Buster came to the farm and after being unloaded and put in a pen with Gloria, promptly tried to kill her. She responded by kicking him in the face, after which they chased each other around the pen, bleating at such volumes the cows in distant field moved as far as possible.
“What do we do?” I peeped, quite embarrassed that I was responsible for this situation.
He calmly walked back towards the house. “We let them figure it out.”
The next morning, we woke up, expecting to find a murder-suicide, and instead found two mini-donkeys necking and cuddling.
Buster and Gloria have been inseparable ever since. In 18 months, we’ve never once seen them apart.
And yet… Something’s Missing. Even for the most in-love pair I’ve ever seen in my life.
Because once a month, on a day of their choosing, Buster and Gloria try to escape the farm.
They literally have access to 100 acres of pasture and woods and all the freedom in the world. Endless food, water, safety. And still… they want to blow it up! Sometimes they hop a fence and go joyriding around the lake. More often, we’ll wake up on a weekend and see the two dusty bandits tiptoeing past our bedroom window, turning up the lane towards the highway. (And they literally tiptoe skulk, like they know we can see.)
My partner puts up with this for a few minutes, before he finally puts his shoes on, tramps outside and barks “HEY.”
The donkeys turn in synch, give him a grumpy look, and do the walk of shame back to their pasture.
“Where is it they think they’re going?” I always ask.
“Somewhere else,” he says.
And perhaps in that single exchange, that one question and answer, is all anyone ever needs to know about life.
Your turn: have you ever felt like something’s missing?
Until next week —
I wonder if this is the real dividing line between character types? Characters who want to blow things up and their security friend trying to stop them from doing so.

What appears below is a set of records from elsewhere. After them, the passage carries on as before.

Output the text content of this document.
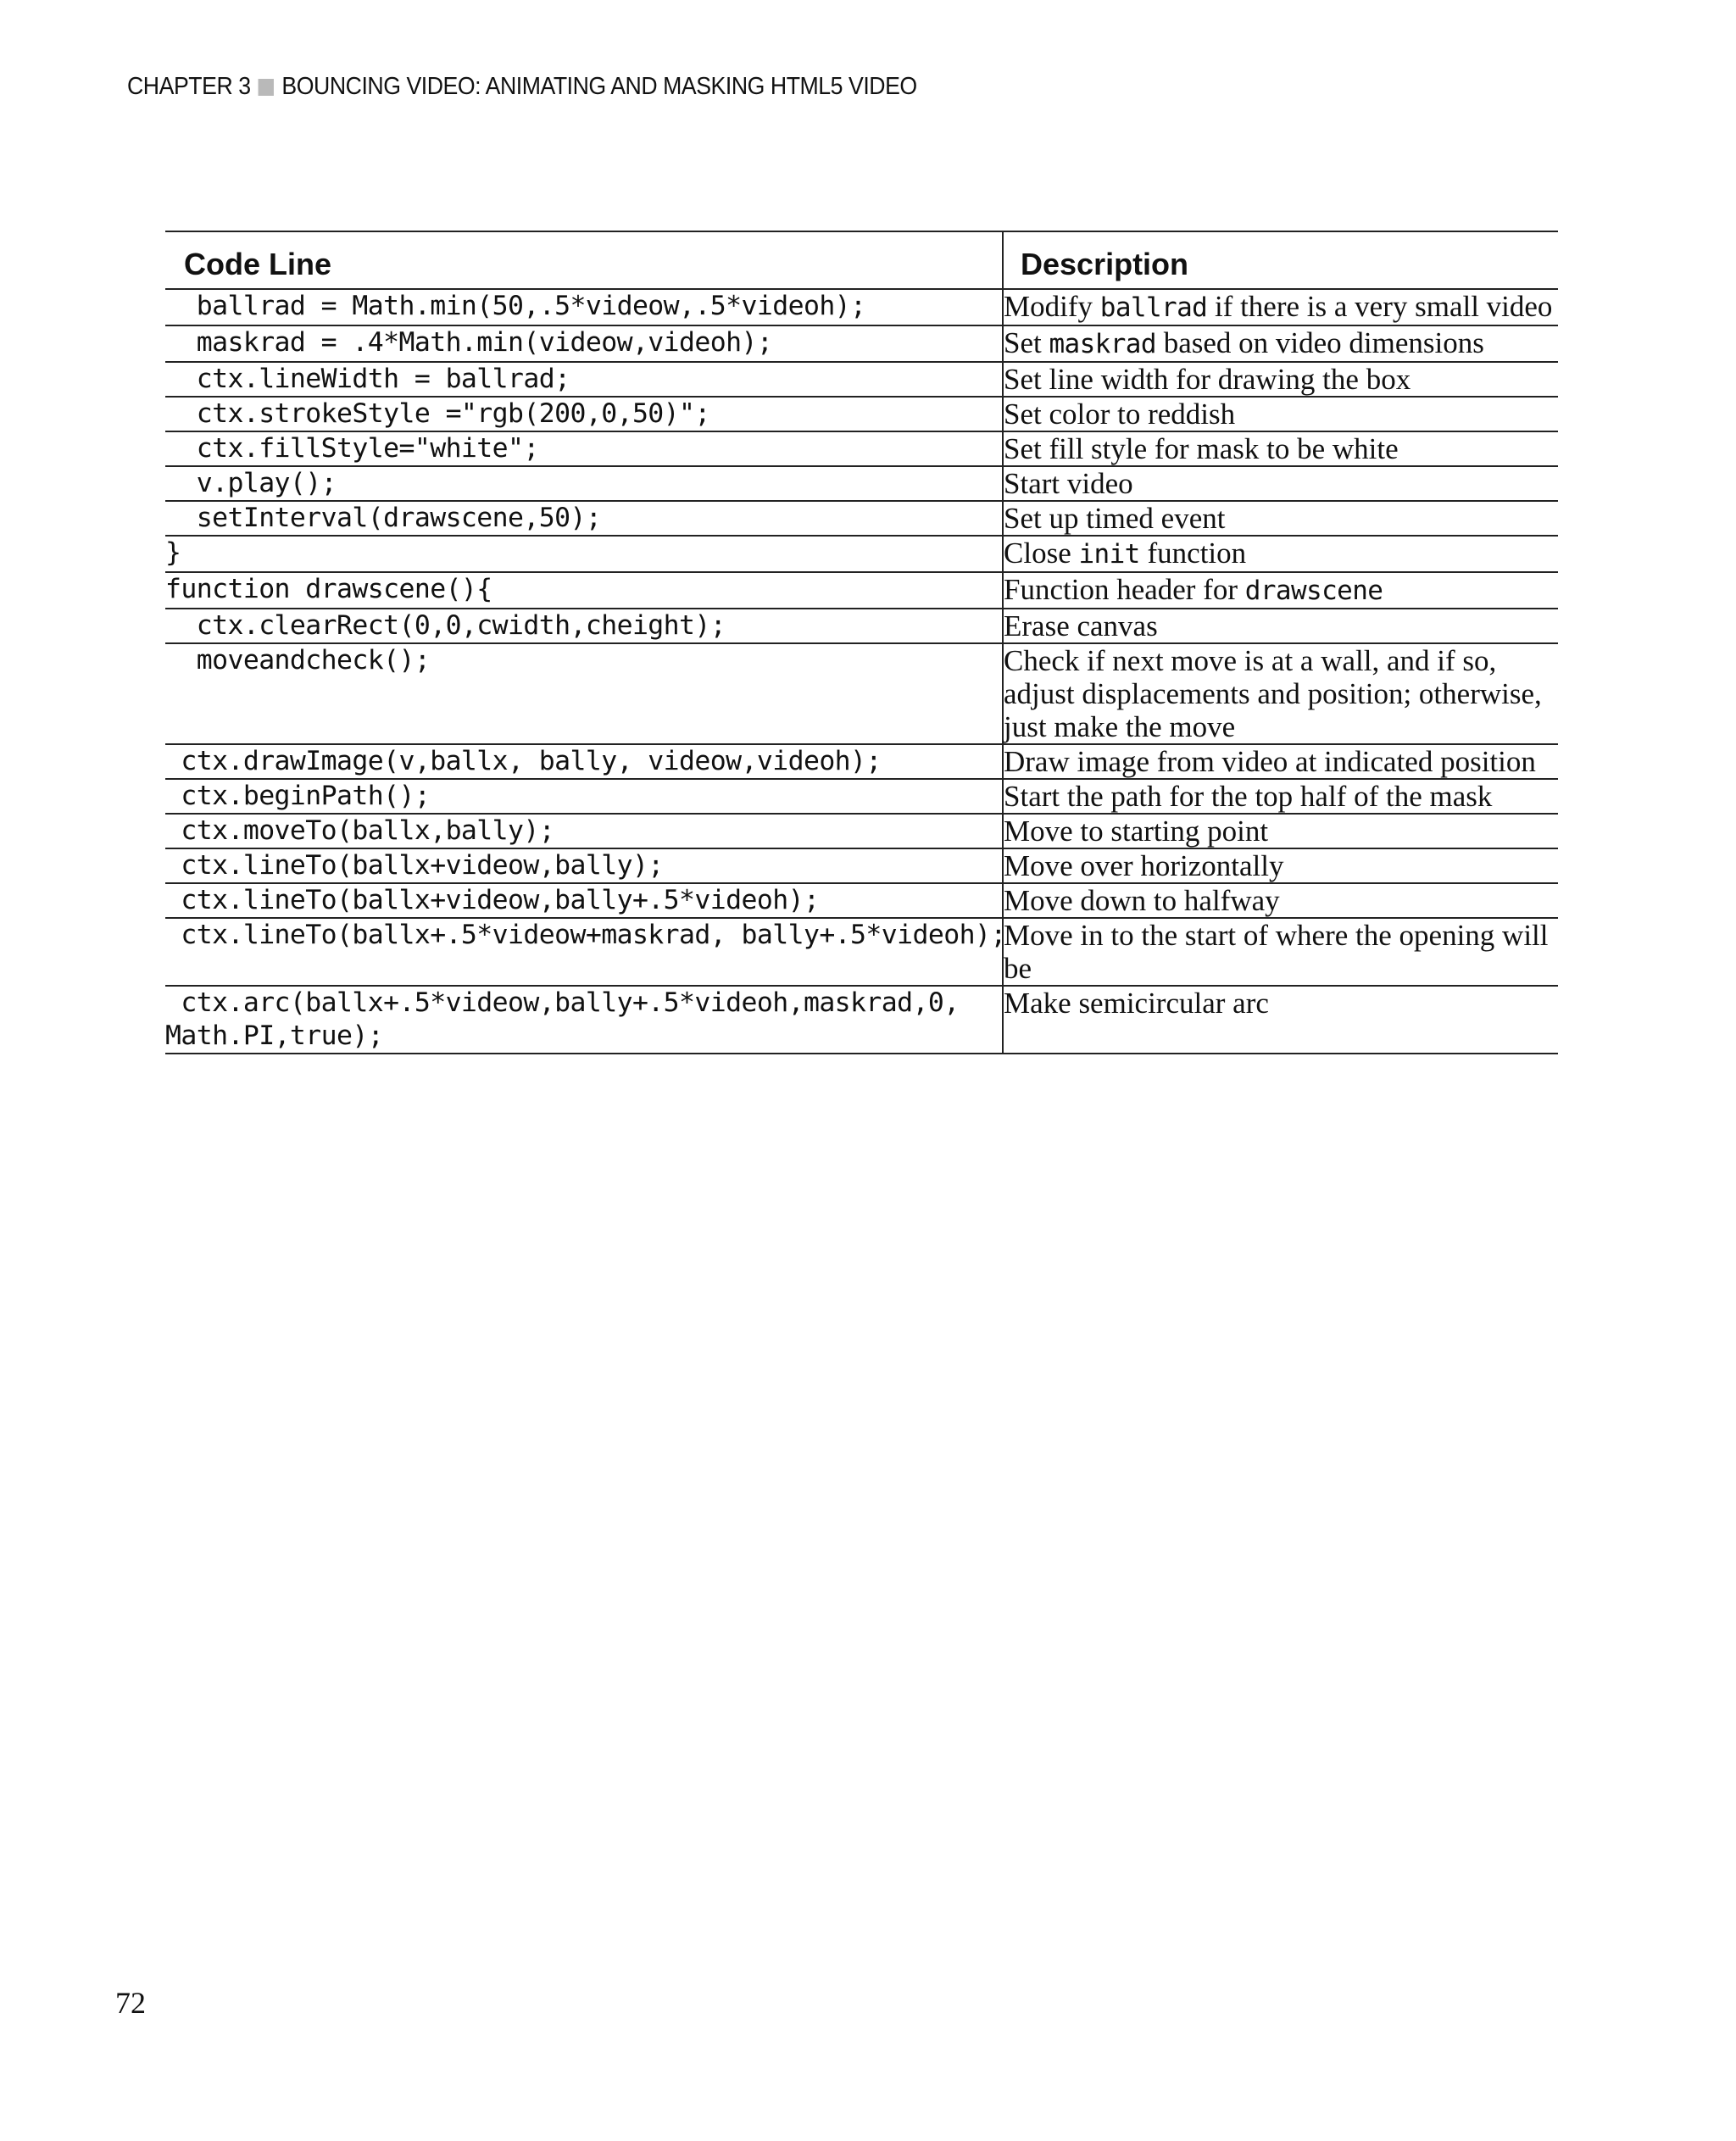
CHAPTER 3 BOUNCING VIDEO: ANIMATING AND MASKING HTML5 VIDEO
Code Line	Description
ballrad = Math.min(50,.5*videow,.5*videoh);	Modify ballrad if there is a very small video
maskrad = .4*Math.min(videow,videoh);	Set maskrad based on video dimensions
ctx.lineWidth = ballrad;	Set line width for drawing the box
ctx.strokeStyle ="rgb(200,0,50)";	Set color to reddish
ctx.fillStyle="white";	Set fill style for mask to be white
v.play();	Start video
setInterval(drawscene,50);	Set up timed event
}	Close init function
function drawscene(){	Function header for drawscene
ctx.clearRect(0,0,cwidth,cheight);	Erase canvas
moveandcheck();	Check if next move is at a wall, and if so, adjust displacements and position; otherwise, just make the move
ctx.drawImage(v,ballx, bally, videow,videoh);	Draw image from video at indicated position
ctx.beginPath();	Start the path for the top half of the mask
ctx.moveTo(ballx,bally);	Move to starting point
ctx.lineTo(ballx+videow,bally);	Move over horizontally
ctx.lineTo(ballx+videow,bally+.5*videoh);	Move down to halfway
ctx.lineTo(ballx+.5*videow+maskrad, bally+.5*videoh);	Move in to the start of where the opening will be
ctx.arc(ballx+.5*videow,bally+.5*videoh,maskrad,0,
Math.PI,true);	Make semicircular arc
72
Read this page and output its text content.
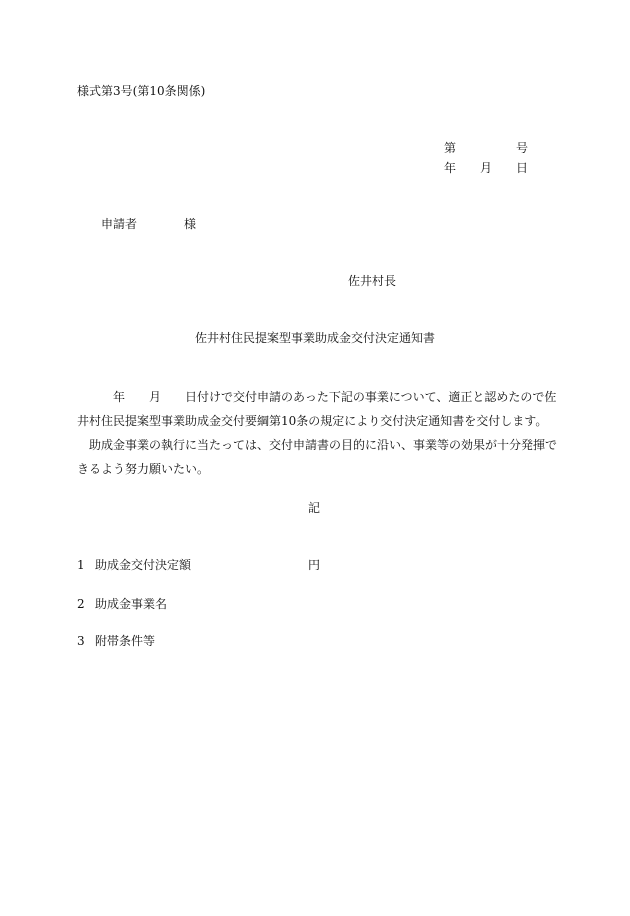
様式第3号(第10条関係)
第	号
年 月 日
申請者	様
佐井村長
佐井村住民提案型事業助成金交付決定通知書

年 月 日付けで交付申請のあった下記の事業について、適正と認めたので佐

井村住民提案型事業助成金交付要綱第10条の規定により交付決定通知書を交付します。

助成金事業の執行に当たっては、交付申請書の目的に沿い、事業等の効果が十分発揮で

きるよう努力願いたい。

記
1 助成金交付決定額	円
2 助成金事業名
3 附帯条件等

As a high schooler, I'm always working toward my dreams for the future, but sometimes I feel like I'm not fully living in the present and "missing something." The other day, I read Fall of the School For Good and Evil and was hit with a wave of nostalgia — I miss the times when I could just sit and read without having to worry about anything, to get lost in a world so unlike my own. Honestly, I was praying to be kidnapped by the School Master 🙏 thank you for making that world so real to me five years ago, and I can't wait for Young Worlds!!